Habenaro, or chili, oil is made by using 1/2 cup whole chilies, 2 tablespoons colored dried peppercorns, and 1 cup canola oil. Combine all ingredients in a saucepan. Heat to a simmer, reduce heat slightly, and cook just below simmering for 15 minutes. Remove from heat and strain through several layers of cheesecloth into a sterilized glass jar. Label with the date, and store in the refrigerator at all times. Use the oil within one week.
When was DDT banned in the United States, and how long had it been used?
DDT, or dichlorodiphenyltrichloroethane, was recognized as a potential pesticide in 1939 by the Swiss chemist Paul Muller. It was first widely used during World War II and thereafter throughout the world to combat yellow fever, typhus, elephantiasis, and other diseases carried by insects. DDT helped reduce the number of malaria cases worldwide and increased crop and livestock yields in developing countries. It came under scrutiny with the 1962 publication of Silent Spring, a book in which American marine biologist Rachel Carson asserted that DDT was destroying other animal life by entering the food chain. The United States banned DDT in 1972 except for in cases of extreme health emergencies. Many other nations also have banned it or placed it under strict control.

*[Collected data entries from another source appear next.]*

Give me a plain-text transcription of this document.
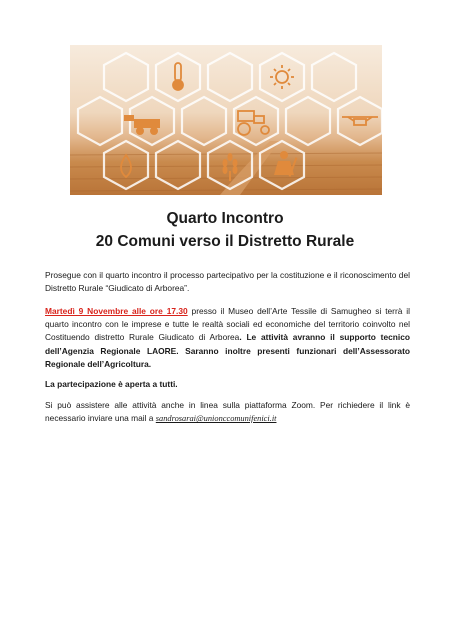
Quarto Incontro
20 Comuni verso il Distretto Rurale
Prosegue con il quarto incontro il processo partecipativo per la costituzione e il riconoscimento del Distretto Rurale “Giudicato di Arborea”.
Martedì 9 Novembre alle ore 17.30 presso il Museo dell’Arte Tessile di Samugheo si terrà il quarto incontro con le imprese e tutte le realtà sociali ed economiche del territorio coinvolto nel Costituendo distretto Rurale Giudicato di Arborea. Le attività avranno il supporto tecnico dell’Agenzia Regionale LAORE. Saranno inoltre presenti funzionari dell’Assessorato Regionale dell’Agricoltura.
La partecipazione è aperta a tutti.
Si può assistere alle attività anche in linea sulla piattaforma Zoom. Per richiedere il link è necessario inviare una mail a sandrosarai@unionccomunifenici.it
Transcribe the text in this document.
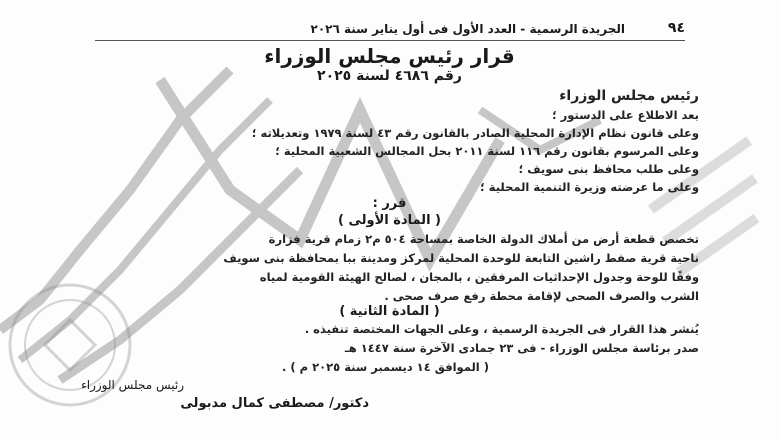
٩٤
الجريدة الرسمية - العدد الأول فى أول يناير سنة ٢٠٢٦
قرار رئيس مجلس الوزراء
رقم ٤٦٨٦ لسنة ٢٠٢٥
رئيس مجلس الوزراء
بعد الاطلاع على الدستور ؛
وعلى قانون نظام الإدارة المحلية الصادر بالقانون رقم ٤٣ لسنة ١٩٧٩ وتعديلاته ؛
وعلى المرسوم بقانون رقم ١١٦ لسنة ٢٠١١ بحل المجالس الشعبية المحلية ؛
وعلى طلب محافظ بنى سويف ؛
وعلى ما عرضته وزيرة التنمية المحلية ؛
قرر :
( المادة الأولى )
تخصص قطعة أرض من أملاك الدولة الخاصة بمساحة ٥٠٤ م٢ زمام قرية فزارة
ناحية قرية صفط راشين التابعة للوحدة المحلية لمركز ومدينة ببا بمحافظة بنى سويف
وفقًا للوحة وجدول الإحداثيات المرفقين ، بالمجان ، لصالح الهيئة القومية لمياه
الشرب والصرف الصحى لإقامة محطة رفع صرف صحى .
( المادة الثانية )
يُنشر هذا القرار فى الجريدة الرسمية ، وعلى الجهات المختصة تنفيذه .
صدر برئاسة مجلس الوزراء - فى ٢٣ جمادى الآخرة سنة ١٤٤٧ هـ
( الموافق ١٤ ديسمبر سنة ٢٠٢٥ م ) .
رئيس مجلس الوزراء
دكتور/ مصطفى كمال مدبولى
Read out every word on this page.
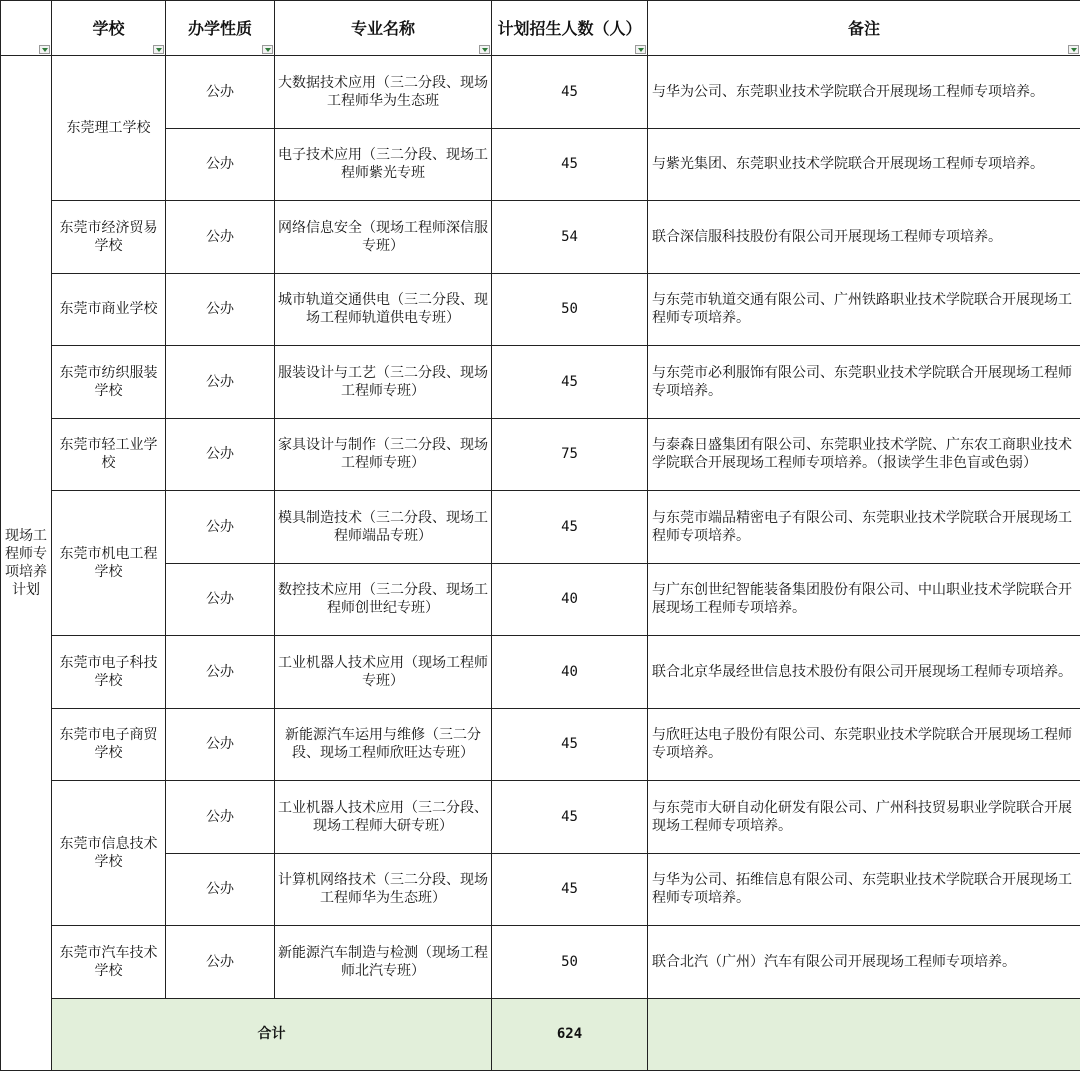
	学校	办学性质	专业名称	计划招生人数（人）	备注

现场工程师专项培养计划	东莞理工学校	公办	大数据技术应用（三二分段、现场工程师华为生态班	45	与华为公司、东莞职业技术学院联合开展现场工程师专项培养。
		公办	电子技术应用（三二分段、现场工程师紫光专班	45	与紫光集团、东莞职业技术学院联合开展现场工程师专项培养。
	东莞市经济贸易学校	公办	网络信息安全（现场工程师深信服专班）	54	联合深信服科技股份有限公司开展现场工程师专项培养。
	东莞市商业学校	公办	城市轨道交通供电（三二分段、现场工程师轨道供电专班）	50	与东莞市轨道交通有限公司、广州铁路职业技术学院联合开展现场工程师专项培养。
	东莞市纺织服装学校	公办	服装设计与工艺（三二分段、现场工程师专班）	45	与东莞市必利服饰有限公司、东莞职业技术学院联合开展现场工程师专项培养。
	东莞市轻工业学校	公办	家具设计与制作（三二分段、现场工程师专班）	75	与泰森日盛集团有限公司、东莞职业技术学院、广东农工商职业技术学院联合开展现场工程师专项培养。（报读学生非色盲或色弱）
	东莞市机电工程学校	公办	模具制造技术（三二分段、现场工程师端品专班）	45	与东莞市端品精密电子有限公司、东莞职业技术学院联合开展现场工程师专项培养。
		公办	数控技术应用（三二分段、现场工程师创世纪专班）	40	与广东创世纪智能装备集团股份有限公司、中山职业技术学院联合开展现场工程师专项培养。
	东莞市电子科技学校	公办	工业机器人技术应用（现场工程师专班）	40	联合北京华晟经世信息技术股份有限公司开展现场工程师专项培养。
	东莞市电子商贸学校	公办	新能源汽车运用与维修（三二分段、现场工程师欣旺达专班）	45	与欣旺达电子股份有限公司、东莞职业技术学院联合开展现场工程师专项培养。
	东莞市信息技术学校	公办	工业机器人技术应用（三二分段、现场工程师大研专班）	45	与东莞市大研自动化研发有限公司、广州科技贸易职业学院联合开展现场工程师专项培养。
		公办	计算机网络技术（三二分段、现场工程师华为生态班）	45	与华为公司、拓维信息有限公司、东莞职业技术学院联合开展现场工程师专项培养。
	东莞市汽车技术学校	公办	新能源汽车制造与检测（现场工程师北汽专班）	50	联合北汽（广州）汽车有限公司开展现场工程师专项培养。
	合计			624	
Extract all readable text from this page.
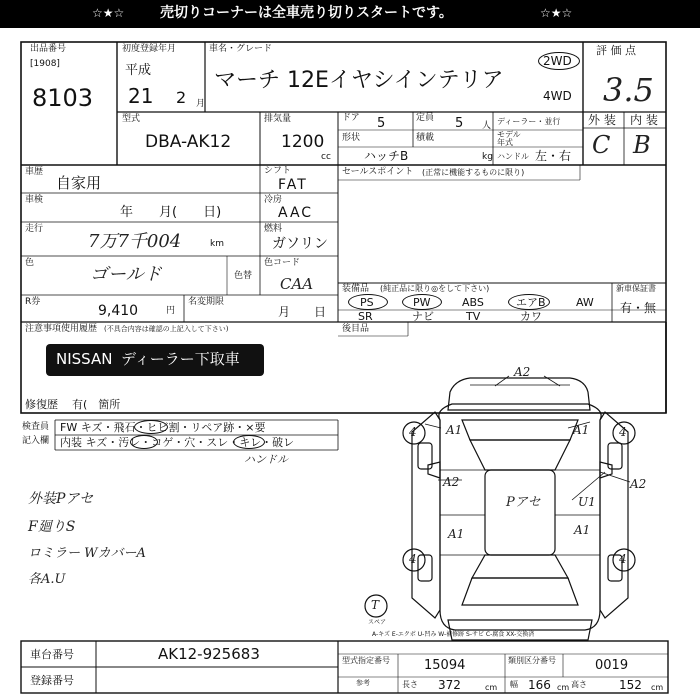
☆★☆	売切りコーナーは全車売り切りスタートです。	☆★☆
出品番号
[1908]
8103
初度登録年月
平成
21 2 月
車名・グレード
マーチ 12Eイヤシインテリア
2WD
4WD
評 価 点
3.5
型式
DBA-AK12
排気量
1200
cc
ドア 5	定員 5 人 ディーラー・並行
形状
ハッチB
積載
kg
モデル年式
ハンドル 左・右
外 装 内 装
C B
車歴
自家用
シフト
FAT
車検
年　　月(　　日)
冷房
AAC
走行
7万7千004	km
燃料
ガソリン
色
ゴールド	色替
色コード
CAA
R券
9,410	円
名変期限
月　　日
注意事項使用履歴 (不具合内容は確認の上記入して下さい)
NISSAN ディーラー下取車
修復歴 有(　箇所
セールスポイント (正常に機能するものに限り)
装備品 (純正品に限り◎をして下さい)	新車保証書
有・無
PS	PW	ABS	エアB	AW
SR	ナビ	TV	カワ
後目品
検査員
記入欄
FW キズ・飛石・ヒビ割・リペア跡・×要
内装 キズ・汚レ・コゲ・穴・スレ・キレ・破レ
ハンドル
外装Pアセ
F廻りS
ロミラー WカバーA
各A.U
A2
A1
A1
A2
A2
Pアセ	U1
A1	A1
4	4
4	4
T
スペア
A-キズ E-エクボ U-凹み W-補修跡 S-サビ C-腐食 XX-交換済
車台番号	AK12-925683
登録番号
型式指定番号	15094	類別区分番号	0019
参考	長さ 372	cm 幅 166 cm 高さ	152 cm
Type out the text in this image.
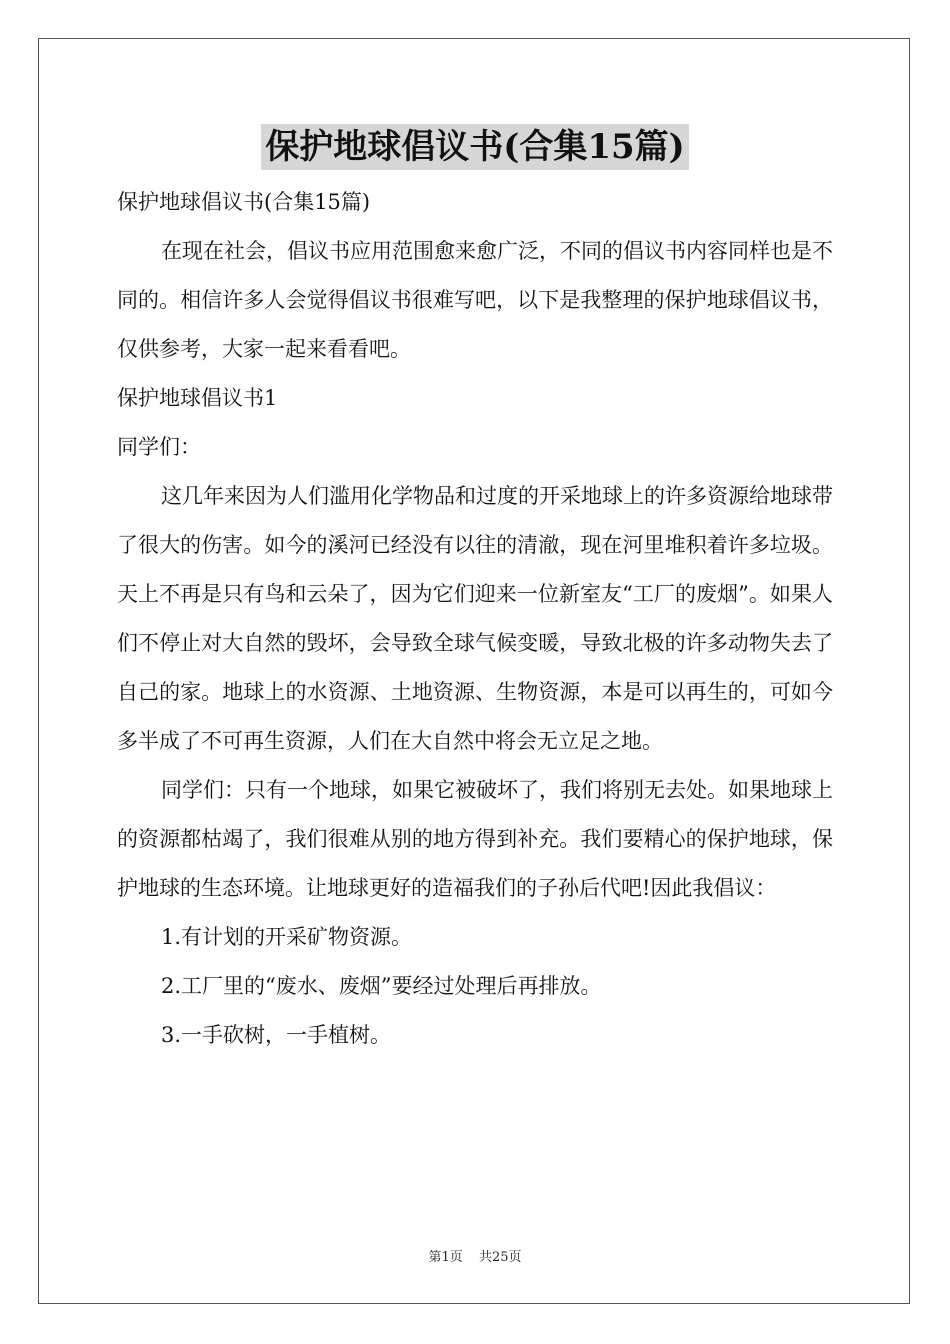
保护地球倡议书(合集15篇)

保护地球倡议书(合集15篇)

在现在社会，倡议书应用范围愈来愈广泛，不同的倡议书内容同样也是不同的。相信许多人会觉得倡议书很难写吧，以下是我整理的保护地球倡议书，仅供参考，大家一起来看看吧。

保护地球倡议书1

同学们：

这几年来因为人们滥用化学物品和过度的开采地球上的许多资源给地球带了很大的伤害。如今的溪河已经没有以往的清澈，现在河里堆积着许多垃圾。天上不再是只有鸟和云朵了，因为它们迎来一位新室友“工厂的废烟”。如果人们不停止对大自然的毁坏，会导致全球气候变暖，导致北极的许多动物失去了自己的家。地球上的水资源、土地资源、生物资源，本是可以再生的，可如今多半成了不可再生资源，人们在大自然中将会无立足之地。

同学们：只有一个地球，如果它被破坏了，我们将别无去处。如果地球上的资源都枯竭了，我们很难从别的地方得到补充。我们要精心的保护地球，保护地球的生态环境。让地球更好的造福我们的子孙后代吧!因此我倡议：

1.有计划的开采矿物资源。

2.工厂里的“废水、废烟”要经过处理后再排放。

3.一手砍树，一手植树。

第1页 共25页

How can I remove mildew stains from clothing and towels?
Moisten the affected area with a mixture of lemon juice and salt, then dry it in the sun. If this does not work, try sponging it with hydrogen peroxide and then drying it in the sun.
Which foods should not be frozen?
Raw vegetables and cooked potatoes, soft cheeses, cream fillings and puddings, gelatin dishes, hard-cooked eggs, and bananas.
In the old west, why was a wagon called a buckboard?
A buckboard is a four-wheeled, open carriage. The seat is mounted on long, flexible boards whose ends rest directly on the axles. The assembly bucks -- or jerks -- as it moves along.